The insurgents now seem to concentrate on spectacular bombings of landmark targets, such as ministries and hotels. Since last August there have been at least five big waves of co-ordinated attacks, hitting the finance and foreign ministries, among others, three of the city’s best-known hotels, plus softer targets such as mosques and market-places in Shia districts. Last month more than 100 people were killed in a single day in a score of bombings across the country. On June 13th jihadists in military uniforms stormed the central bank in Baghdad, killing 15 people. In the past year at least 3,000 civilians have perished in politically motivated attacks.

The insurgents also kill fellow Sunnis, especially those who have signed up to the “awakening councils” who have accommodated themselves, however reluctantly, with the new Shia-led order. On June 7th, for instance, a series of bombs went off in the Sunni province of Anbar, west of Baghdad. The targets were policemen and tribal leaders who have turned against al-Qaeda. Several Sunni imams who speak out against al-Qaeda have recently been shot dead. One was beheaded.

Against this backdrop, it is vital that the new parliament and the government that it eventually endorses builds as wide a cross-sectarian consensus as possible. Mr Allawi sought to do just that. Mr Maliki also won cross-sectarian plaudits in provincial elections last year, after he had sent in the army to hammer fellow Shias in the Sadrist militias, who had tormented the southern city of Basra. But since then the country seems to have slipped back into more sectarian ways. “Everyone has retreated to his own corner—to his own dungeon, if you like,” says Mr Rubaie.

He and other leading politicians worry that the army may re-emerge as a political arbiter, as it has done repeatedly during Iraq’s past nine decades as a state. “There is still the risk of a coup,” says a minister close to Mr Maliki. Mr Rubaie says that the armed forces are “still infiltrated by extremists who are against the political process and have the mindset of the good old days of Saddam Hussein.”

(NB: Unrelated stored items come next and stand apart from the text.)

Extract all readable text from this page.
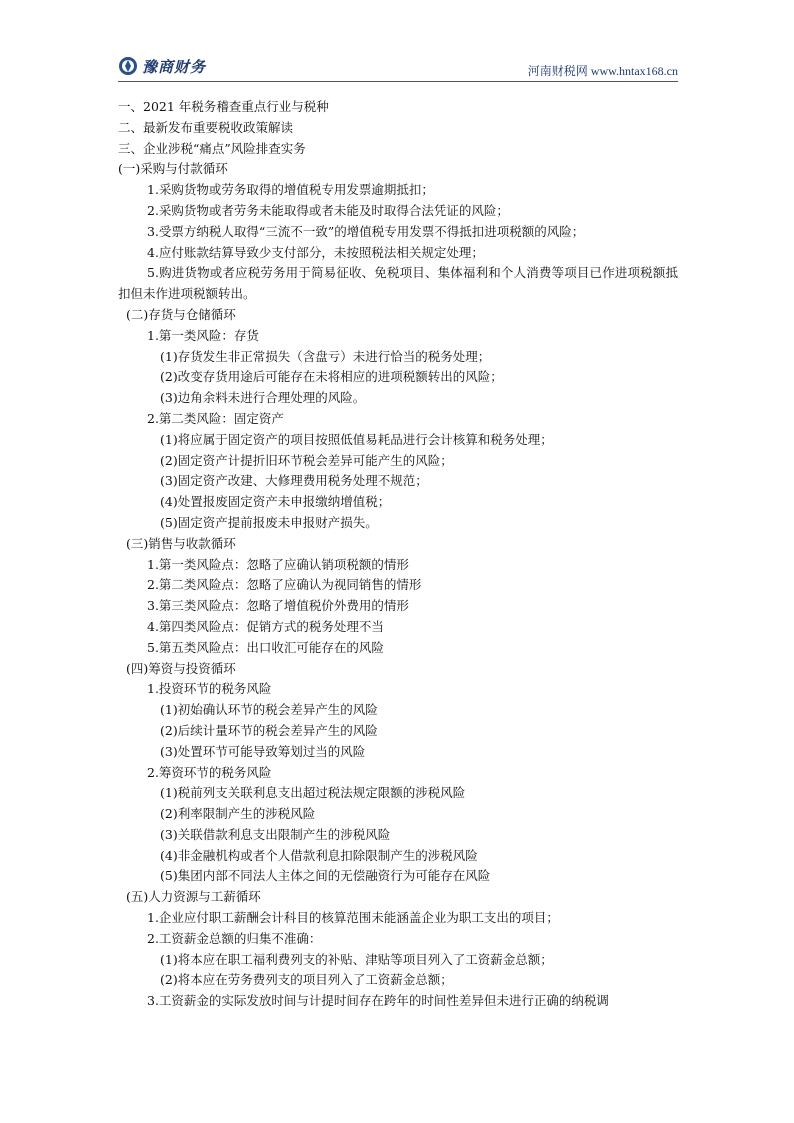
豫商财务	河南财税网 www.hntax168.cn
一、2021 年税务稽查重点行业与税种
二、最新发布重要税收政策解读
三、企业涉税“痛点”风险排查实务
(一)采购与付款循环
1.采购货物或劳务取得的增值税专用发票逾期抵扣；
2.采购货物或者劳务未能取得或者未能及时取得合法凭证的风险；
3.受票方纳税人取得“三流不一致”的增值税专用发票不得抵扣进项税额的风险；
4.应付账款结算导致少支付部分，未按照税法相关规定处理；
5.购进货物或者应税劳务用于简易征收、免税项目、集体福利和个人消费等项目已作进项税额抵扣但未作进项税额转出。
(二)存货与仓储循环
1.第一类风险：存货
(1)存货发生非正常损失（含盘亏）未进行恰当的税务处理；
(2)改变存货用途后可能存在未将相应的进项税额转出的风险；
(3)边角余料未进行合理处理的风险。
2.第二类风险：固定资产
(1)将应属于固定资产的项目按照低值易耗品进行会计核算和税务处理；
(2)固定资产计提折旧环节税会差异可能产生的风险；
(3)固定资产改建、大修理费用税务处理不规范；
(4)处置报废固定资产未申报缴纳增值税；
(5)固定资产提前报废未申报财产损失。
(三)销售与收款循环
1.第一类风险点：忽略了应确认销项税额的情形
2.第二类风险点：忽略了应确认为视同销售的情形
3.第三类风险点：忽略了增值税价外费用的情形
4.第四类风险点：促销方式的税务处理不当
5.第五类风险点：出口收汇可能存在的风险
(四)筹资与投资循环
1.投资环节的税务风险
(1)初始确认环节的税会差异产生的风险
(2)后续计量环节的税会差异产生的风险
(3)处置环节可能导致筹划过当的风险
2.筹资环节的税务风险
(1)税前列支关联利息支出超过税法规定限额的涉税风险
(2)利率限制产生的涉税风险
(3)关联借款利息支出限制产生的涉税风险
(4)非金融机构或者个人借款利息扣除限制产生的涉税风险
(5)集团内部不同法人主体之间的无偿融资行为可能存在风险
(五)人力资源与工薪循环
1.企业应付职工薪酬会计科目的核算范围未能涵盖企业为职工支出的项目；
2.工资薪金总额的归集不准确：
(1)将本应在职工福利费列支的补贴、津贴等项目列入了工资薪金总额；
(2)将本应在劳务费列支的项目列入了工资薪金总额；
3.工资薪金的实际发放时间与计提时间存在跨年的时间性差异但未进行正确的纳税调
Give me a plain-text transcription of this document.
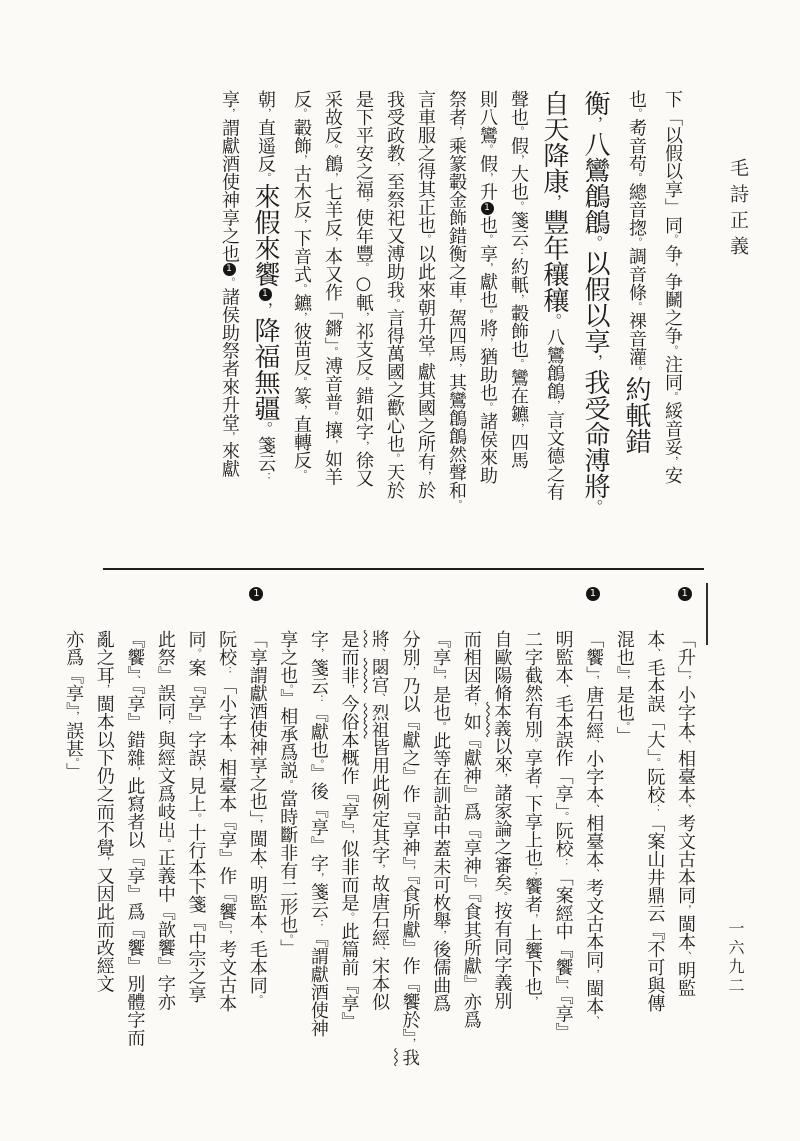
毛詩正義
一六九二
下「以假以享」同。争，争鬭之争。注同。綏音妥，安
也。耇音苟。總音揔。調音條。祼音灌。約軝錯
衡，八鸞鶬鶬。以假以享，我受命溥將。
自天降康，豐年穰穰。八鸞鶬鶬，言文德之有
聲也。假，大也。箋云：約軝，轂飾也。鸞在鑣，四馬
則八鸞。假，升1也。享，獻也。將，猶助也。諸侯來助
祭者，乘篆轂金飾錯衡之車，駕四馬，其鸞鶬鶬然聲和。
言車服之得其正也。以此來朝升堂，獻其國之所有，於
我受政教，至祭祀又溥助我。言得萬國之歡心也。天於
是下平安之福，使年豐。○軝，祁支反。錯如字，徐又
采故反。鶬，七羊反，本又作「鏘」。溥音普。攘，如羊
反。轂飾，古木反，下音式。鑣，彼苗反。篆，直轉反。
朝，直遥反。來假來饗1，降福無疆。箋云：
享，謂獻酒使神享之也1。諸侯助祭者來升堂，來獻
1
「升」，小字本、相臺本、考文古本同，閩本、明監
本、毛本誤「大」。阮校：「案山井鼎云『不可與傳
混也』，是也。」
1
「饗」，唐石經、小字本、相臺本、考文古本同，閩本、
明監本、毛本誤作「享」。阮校：「案經中『饗』、『享』
二字截然有別。享者，下享上也；饗者，上饗下也，
自歐陽脩本義以來，諸家論之審矣。按有同字義別
而相因者，如『獻神』爲『享神』，『食其所獻』亦爲
『享』，是也。此等在訓詁中蓋未可枚舉，後儒曲爲
分別，乃以『獻之』作『享神』，『食所獻』作『饗於』，我
將、閟宫、烈祖皆用此例定其字，故唐石經、宋本似
是而非，今俗本概作『享』，似非而是。此篇前『享』
字，箋云：『獻也。』後『享』字，箋云：『謂獻酒使神
享之也。』相承爲説。當時斷非有二形也。」
1
「享謂獻酒使神享之也」，閩本、明監本、毛本同。
阮校：「小字本、相臺本『享』作『饗』，考文古本
同。案『享』字誤，見上。十行本下箋『中宗之享
此祭』誤同，與經文爲岐出。正義中『歆饗』字亦
『饗』、『享』錯雜，此寫者以『享』爲『饗』別體字而
亂之耳，閩本以下仍之而不覺，又因此而改經文
亦爲『享』，誤甚。」
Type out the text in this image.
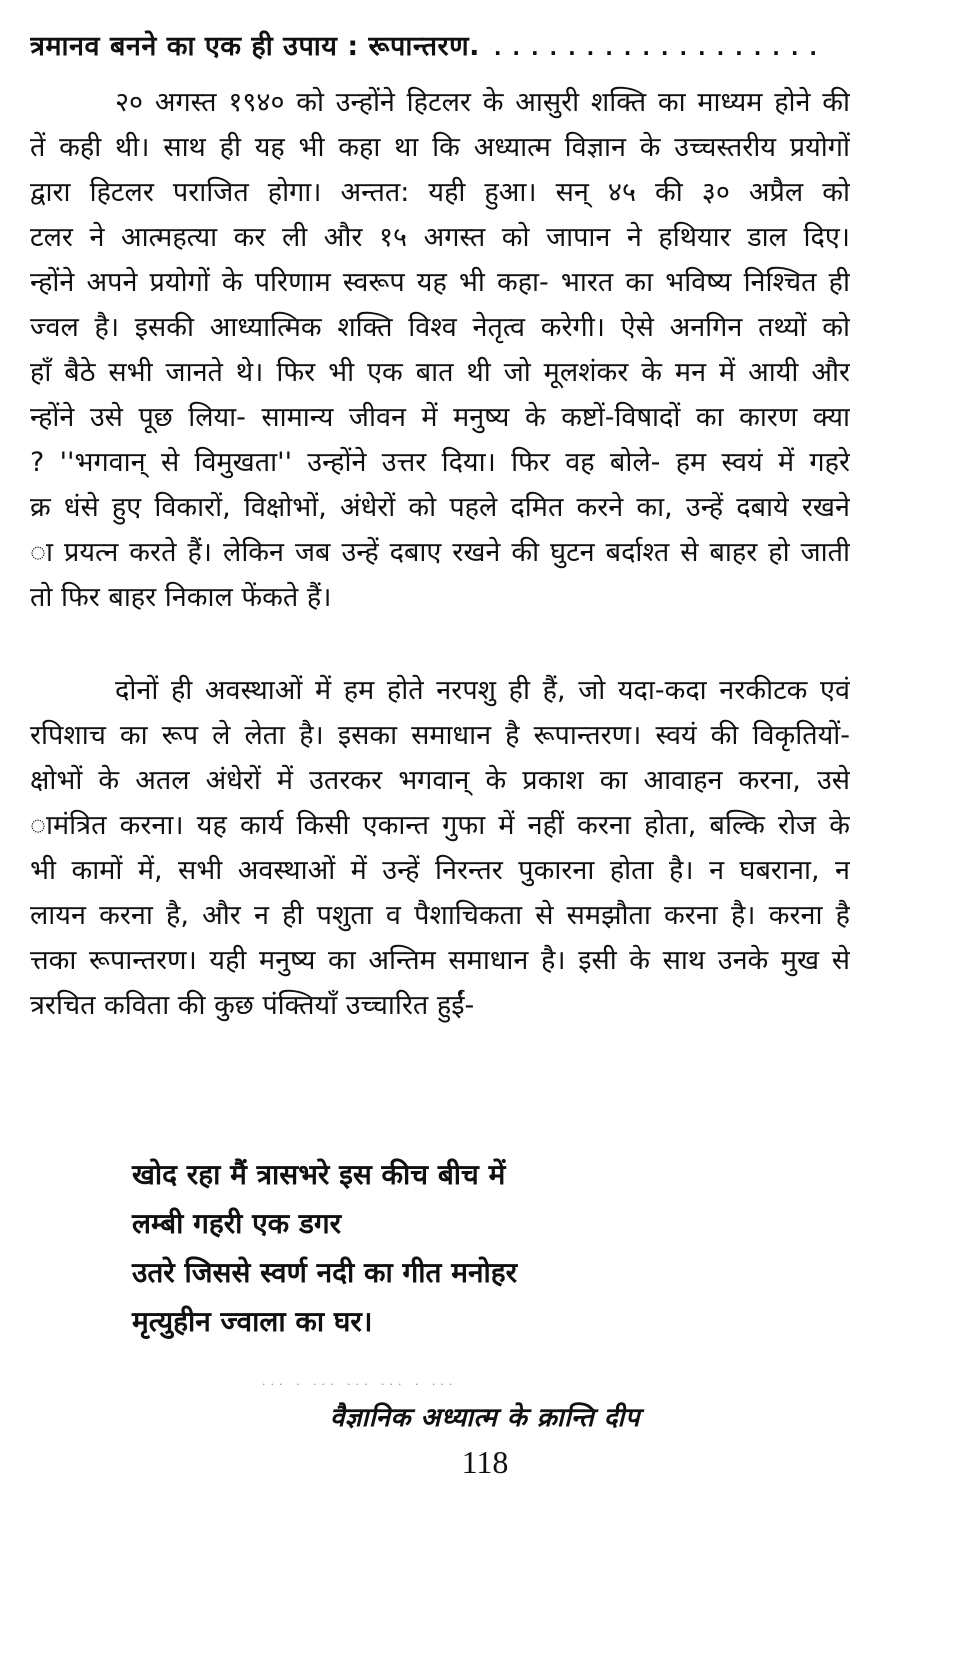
त्रमानव बनने का एक ही उपाय : रूपान्तरण. . . . . . . . . . . . . . . . . . .
२० अगस्त १९४० को उन्होंने हिटलर के आसुरी शक्ति का माध्यम होने की
तें कही थी। साथ ही यह भी कहा था कि अध्यात्म विज्ञान के उच्चस्तरीय प्रयोगों
द्वारा हिटलर पराजित होगा। अन्तत: यही हुआ। सन् ४५ की ३० अप्रैल को
टलर ने आत्महत्या कर ली और १५ अगस्त को जापान ने हथियार डाल दिए।
न्होंने अपने प्रयोगों के परिणाम स्वरूप यह भी कहा- भारत का भविष्य निश्चित ही
ज्वल है। इसकी आध्यात्मिक शक्ति विश्व नेतृत्व करेगी। ऐसे अनगिन तथ्यों को
हाँ बैठे सभी जानते थे। फिर भी एक बात थी जो मूलशंकर के मन में आयी और
न्होंने उसे पूछ लिया- सामान्य जीवन में मनुष्य के कष्टों-विषादों का कारण क्या
? ''भगवान् से विमुखता'' उन्होंने उत्तर दिया। फिर वह बोले- हम स्वयं में गहरे
क्र धंसे हुए विकारों, विक्षोभों, अंधेरों को पहले दमित करने का, उन्हें दबाये रखने
ा प्रयत्न करते हैं। लेकिन जब उन्हें दबाए रखने की घुटन बर्दाश्त से बाहर हो जाती
तो फिर बाहर निकाल फेंकते हैं।
दोनों ही अवस्थाओं में हम होते नरपशु ही हैं, जो यदा-कदा नरकीटक एवं
रपिशाच का रूप ले लेता है। इसका समाधान है रूपान्तरण। स्वयं की विकृतियों-
क्षोभों के अतल अंधेरों में उतरकर भगवान् के प्रकाश का आवाहन करना, उसे
ामंत्रित करना। यह कार्य किसी एकान्त गुफा में नहीं करना होता, बल्कि रोज के
भी कामों में, सभी अवस्थाओं में उन्हें निरन्तर पुकारना होता है। न घबराना, न
लायन करना है, और न ही पशुता व पैशाचिकता से समझौता करना है। करना है
त्तका रूपान्तरण। यही मनुष्य का अन्तिम समाधान है। इसी के साथ उनके मुख से
त्ररचित कविता की कुछ पंक्तियाँ उच्चारित हुईं-
खोद रहा मैं त्रासभरे इस कीच बीच में
लम्बी गहरी एक डगर
उतरे जिससे स्वर्ण नदी का गीत मनोहर
मृत्युहीन ज्वाला का घर।
··· · ··· ··· ··· · ···
वैज्ञानिक अध्यात्म के क्रान्ति दीप
118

Mr Maliki has sought to make Iraq “coup-proof”. But another prime minister might struggle to consolidate civilian control over the armed forces. Party militias, bound by sectarian loyalties, could yet re-emerge. Many Iraqis still fear that, once the ministries are allotted to the various parties in a new coalition government, they will again become party fiefs defended by militias that have, in the past, behaved murderously. Some fear that if that happens a military strongman could yet be tempted to intervene. Others think a civilian government could be tempted to carry out a “constitutional coup”, empowering itself with emergency laws that could erode Iraq’s fledgling democracy. In any event, it is still possible, especially if no overarching leader manages to close the fundamental Sunni-Shia rift, that the country could become a corrupt, authoritarian, oil-and-security state, a semi-democracy at best.

“Some people don’t believe in reconciliation—they’re just keen to settle scores and break the back of the other side,” says Mr Rubaie. “We’re learning. I honestly believe proportional-representation democracy is here to stay,” he says. “But ‘compromise’ is still a dirty word in Arabic.”